November, 21
The Speaker:
Hans-Herbert Kögler is Professor of Philosophy at the University of North Florida, Jacksonville, and regular guest professor at Alpen-Adria University, Klagenfurt, Austria. Major publications include The Power of Dialogue: Critical Hermeneutics after Gadamer and Foucault (1996; 1999); Michel Foucault (2nd ed., 2004, 2016); Kultura, kritika, dialog (2006; 2014); the co-edited Empathy and Agency. The Problem of Understanding in the Human Sciences (2000; 2018); Enigma Agency (2019); the edited Reconceiving Religion in the Postsecular Public Sphere” (2020); an edited volume dedicated to Hans-Herbert Kögler’s Critical Hermeneutics (2022). Numerous essays in critical hermeneutics, critical social theory (Frankfurt School), philosophical hermeneutics, philosophy of language, poststructuralism, cultural studies, and social and political philosophy.
The topic Empathetic Morality, Geopolitical Power & Lasting Peace
How (not) to conceptualize the ‘multipolar world order’ after Ukraine
Abstract:This talk presents follow-up reflections on my lead essay “Democracy or Dictatorship? The Moral Call to Defend Ukraine” in the European Journal of Social Theory (Vol. 26, 4, Nov. 2023). In that essay, I invoke the moral sentiment to assist someone in danger or being attacked as a core phenomenon to ground solidarity. I qualify this sentiment with normative reflections on the need for consequentialist considerations, the recognition of the Other’s status as self-determining subject, and the universalist orientation of the ‘moral call of support.’ This normative scaffold serves to challenge the geopolitical approach that reflects solely the interests of collective players, and to normatively reject demands for an unconditional peace now.
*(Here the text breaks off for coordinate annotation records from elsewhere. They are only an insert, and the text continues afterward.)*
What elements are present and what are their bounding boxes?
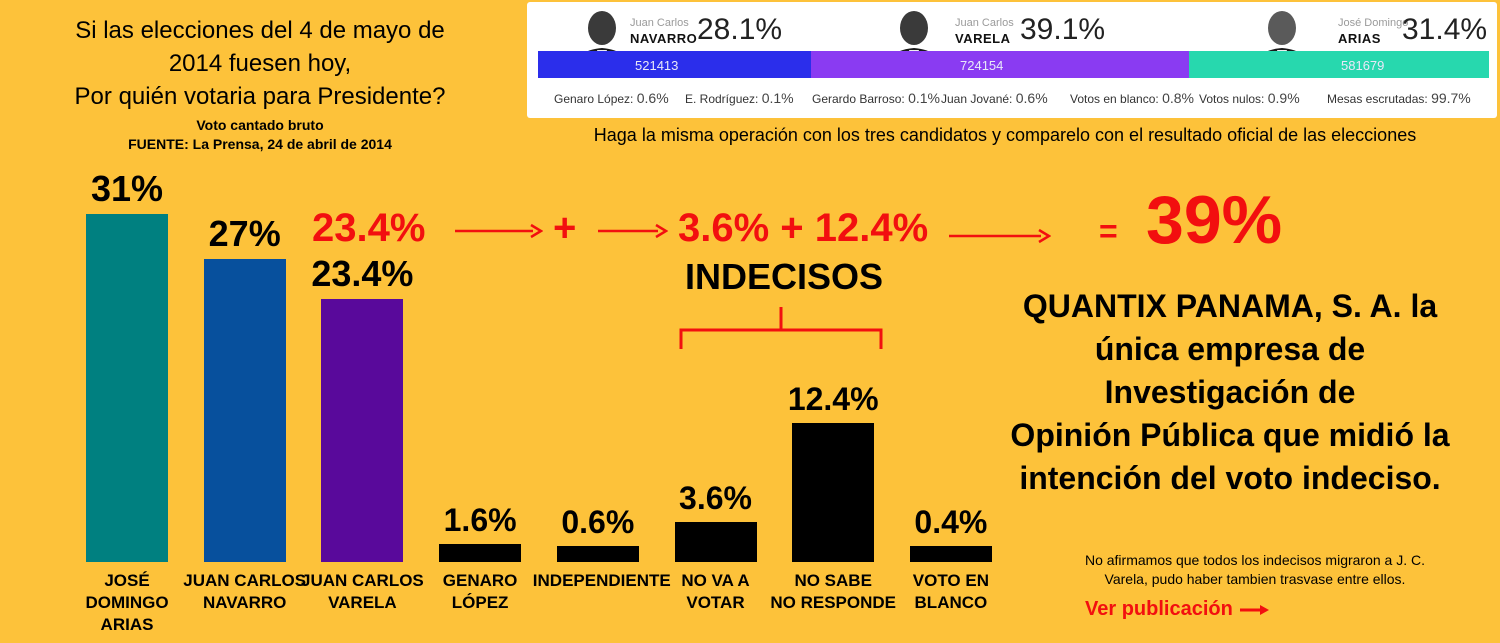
question-line-1: Si las elecciones del 4 de mayo de	[75, 17, 445, 44]
question-source: FUENTE: La Prensa, 24 de abril de 2014	[128, 136, 392, 152]
minor-result-lopez: Genaro López: 0.6%	[554, 90, 669, 106]
equation-plus: +	[553, 206, 577, 250]
bar-category-label-4: GENARO LÓPEZ	[442, 571, 518, 612]
varela-votes: 724154	[960, 58, 1004, 73]
minor-result-jovane: Juan Jované: 0.6%	[941, 90, 1048, 106]
minor-result-rodriguez: E. Rodríguez: 0.1%	[685, 90, 794, 106]
bar-8	[909, 546, 992, 562]
indecisos-label: INDECISOS	[685, 256, 884, 297]
navarro-first-name: Juan Carlos	[630, 17, 689, 29]
ver-publicacion-link[interactable]: Ver publicación	[1085, 598, 1272, 621]
bar-value-label-2: 27%	[208, 212, 281, 254]
minor-result-blank: Votos en blanco: 0.8%	[1070, 90, 1194, 106]
equation-equals: =	[1099, 213, 1118, 249]
varela-first-name: Juan Carlos	[955, 17, 1014, 29]
bar-category-label-7: NO SABE NO RESPONDE	[770, 571, 896, 612]
disclaimer-note: No afirmamos que todos los indecisos mig…	[1084, 552, 1426, 587]
bar-value-label-5: 0.6%	[561, 504, 635, 540]
arias-votes: 581679	[1341, 58, 1385, 73]
bar-3	[321, 299, 404, 562]
navarro-votes: 521413	[635, 58, 679, 73]
arias-first-name: José Domingo	[1338, 17, 1409, 29]
navarro-pct: 28.1%	[697, 13, 783, 46]
quantix-line-3: Investigación de	[1104, 374, 1356, 410]
bar-5	[556, 546, 639, 562]
bar-value-label-3: 23.4%	[311, 253, 414, 295]
indecisos-bracket	[679, 307, 883, 349]
minor-result-null: Votos nulos: 0.9%	[1199, 90, 1300, 106]
quantix-line-1: QUANTIX PANAMA, S. A. la	[1022, 288, 1438, 324]
official-results-panel: Juan Carlos NAVARRO 28.1% Juan Carlos VA…	[527, 2, 1497, 118]
equation-start: 23.4%	[312, 206, 426, 250]
bar-category-label-5: INDEPENDIENTE	[532, 571, 671, 590]
bar-7	[792, 422, 875, 562]
bar-category-label-3: JUAN CARLOS VARELA	[300, 571, 424, 612]
arias-pct: 31.4%	[1402, 13, 1488, 46]
navarro-segment	[538, 51, 811, 78]
question-subtitle: Voto cantado bruto	[196, 117, 324, 133]
bar-category-label-6: NO VA A VOTAR	[681, 571, 750, 612]
arias-last-name: ARIAS	[1338, 31, 1381, 46]
arrow-right-icon	[1240, 604, 1270, 615]
equation-result: 39%	[1146, 182, 1283, 258]
bar-2	[203, 258, 286, 562]
arrow-icon-3	[949, 228, 1051, 244]
minor-result-barroso: Gerardo Barroso: 0.1%	[812, 90, 940, 106]
quantix-line-2: única empresa de	[1094, 331, 1366, 367]
question-title: Si las elecciones del 4 de mayo de 2014 …	[30, 14, 490, 154]
bar-category-label-1: JOSÉ DOMINGO ARIAS	[85, 571, 169, 634]
varela-segment	[811, 51, 1189, 78]
minor-result-tables: Mesas escrutadas: 99.7%	[1327, 90, 1471, 106]
bar-value-label-6: 3.6%	[679, 479, 752, 516]
varela-pct: 39.1%	[1020, 13, 1106, 46]
quantix-line-4: Opinión Pública que midió la	[1010, 417, 1450, 453]
bar-6	[674, 521, 757, 562]
bar-category-label-8: VOTO EN BLANCO	[912, 571, 989, 612]
quantix-line-5: intención del voto indeciso.	[1019, 460, 1441, 496]
quantix-claim: QUANTIX PANAMA, S. A. la única empresa d…	[1000, 285, 1460, 500]
arrow-icon-2	[598, 223, 668, 239]
bar-category-label-2: JUAN CARLOS NAVARRO	[183, 571, 307, 612]
arias-segment	[1189, 51, 1489, 78]
bar-1	[86, 214, 168, 562]
equation-terms: 3.6% + 12.4%	[678, 206, 929, 250]
bar-4	[439, 544, 522, 562]
bar-value-label-4: 1.6%	[443, 502, 517, 539]
varela-last-name: VARELA	[955, 31, 1011, 46]
question-line-3: Por quién votaria para Presidente?	[74, 83, 446, 110]
bar-value-label-8: 0.4%	[914, 504, 988, 540]
bar-value-label-7: 12.4%	[787, 380, 879, 417]
instruction-text: Haga la misma operación con los tres can…	[593, 125, 1417, 145]
navarro-last-name: NAVARRO	[630, 31, 698, 46]
arrow-icon-1	[455, 223, 543, 239]
question-line-2: 2014 fuesen hoy,	[168, 50, 352, 77]
bar-value-label-1: 31%	[90, 168, 164, 209]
These points are developed by analyzing Putin’s imperial strategy, Dugin’s cultural essentialism, and biopolitical war practices. Normative principles are suggested based on the whole complex situation. In this talk, I will reconstruct and deepen the ethical foundation of support & solidarity (including military support) for Ukraine; suggest a theory of power & domination which overcomes the methodological and moral abstractions of geopolitical realism; rehearse the role and critique of Dugin’s Eurasian cultural essentialism in Putin’s neo-imperialist perspective; and briefly discuss the normative principles relevant for a newly emerging world order.